A man whose violent arrest on the Embarcadero BART platform in San Francisco last year was captured on video is suing the transit agency's police department along with his then-girlfriend, who was pregnant at the time and says she suffered a miscarriage due to the officers’ actions.
Both suits were filed in federal court in San Francisco last week. Michael Smith and Andrea Appelton were arrested on July 29, 2016, and multiple videos taken of the arrest quickly went viral.
At the time, BART said Smith had kicked one of the officers in the head and throat, bit another, and spit on the third. He was charged with seven counts of battery and resisting arrest. In December, a jury acquitted him of four counts of battery and hung on the others, but prosecutors decided not to re-file charges.
Police had responded to the BART platform at 12:52 pm after receiving a report of a possible armed robbery and had a detailed description of Smith, including that he was wearing a Mickey Mouse T-shirt and carrying a backpack.
But Smith was never connected to any robbery; some witnesses at the time reported that the person who made the report had antagonized the couple himself before calling police.
Glenn Katon, Smith’s attorney, said police responded to the platform with a “military-like siege.” Cellphone video and body camera video later released by San Francisco Public Defender Jeff Adachi’s office showed police holding Smith at gunpoint and them punching him once he was on the ground and restrained.
During the trial, Adachi argued that Smith had been trying to protect his pregnant girlfriend, Appleton, whom the officers ordered to lie on her stomach. Appleton filed her own lawsuit the same day as Smith’s that says she protested the order because she was pregnant.
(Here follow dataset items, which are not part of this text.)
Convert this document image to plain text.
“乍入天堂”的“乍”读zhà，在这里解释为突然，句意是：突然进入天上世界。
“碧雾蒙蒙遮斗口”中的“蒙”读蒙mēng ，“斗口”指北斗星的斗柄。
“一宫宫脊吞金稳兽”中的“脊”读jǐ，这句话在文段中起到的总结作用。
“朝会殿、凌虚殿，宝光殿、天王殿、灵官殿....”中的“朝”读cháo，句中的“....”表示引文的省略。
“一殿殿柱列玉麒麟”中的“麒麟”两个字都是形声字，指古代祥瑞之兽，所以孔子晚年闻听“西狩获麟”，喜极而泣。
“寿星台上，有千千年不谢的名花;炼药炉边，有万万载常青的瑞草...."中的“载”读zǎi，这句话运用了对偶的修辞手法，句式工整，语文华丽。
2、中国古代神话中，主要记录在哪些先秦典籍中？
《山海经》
During the arrest, officers handcuffed her and put a knee on her back, despite the fact that handling a pregnant woman in this manner violates BART police policy.
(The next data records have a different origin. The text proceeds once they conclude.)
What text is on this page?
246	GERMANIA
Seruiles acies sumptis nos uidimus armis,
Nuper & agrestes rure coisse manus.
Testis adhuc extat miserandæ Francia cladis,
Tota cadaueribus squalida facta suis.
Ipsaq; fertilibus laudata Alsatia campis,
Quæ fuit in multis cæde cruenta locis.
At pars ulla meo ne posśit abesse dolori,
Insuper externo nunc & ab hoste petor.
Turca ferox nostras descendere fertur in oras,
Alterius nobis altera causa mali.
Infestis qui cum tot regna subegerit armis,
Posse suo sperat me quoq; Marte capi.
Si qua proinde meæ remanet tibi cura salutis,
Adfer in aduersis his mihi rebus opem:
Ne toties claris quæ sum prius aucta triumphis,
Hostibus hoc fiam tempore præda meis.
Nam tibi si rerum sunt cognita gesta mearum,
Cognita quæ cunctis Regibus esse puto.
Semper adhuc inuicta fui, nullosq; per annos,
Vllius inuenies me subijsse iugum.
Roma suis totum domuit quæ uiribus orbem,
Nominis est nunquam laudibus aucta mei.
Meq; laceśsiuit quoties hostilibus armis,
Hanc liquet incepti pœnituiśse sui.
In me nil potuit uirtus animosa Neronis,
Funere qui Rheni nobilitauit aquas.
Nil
According to Appleton's suit, the incident caused severe complications in her pregnancy that led to a miscarriage. She was never charged with a crime.
Katon said he thinks race played a major role in the BART police response; while officers had a detailed description of Smith when they arrived.
"Every time there's another story of the killing of an unarmed black person, or in this case, the senseless beating of an unarmed black person, it has the potential to be a catalyst for change," Katon said.
"I think it's important that all these cases become a part of the public dialogue of how we want the police to respond to our community."
Asked for comment on the lawsuit, BART spokesperson Alicia Trost said she didn’t know if the agency had seen it yet.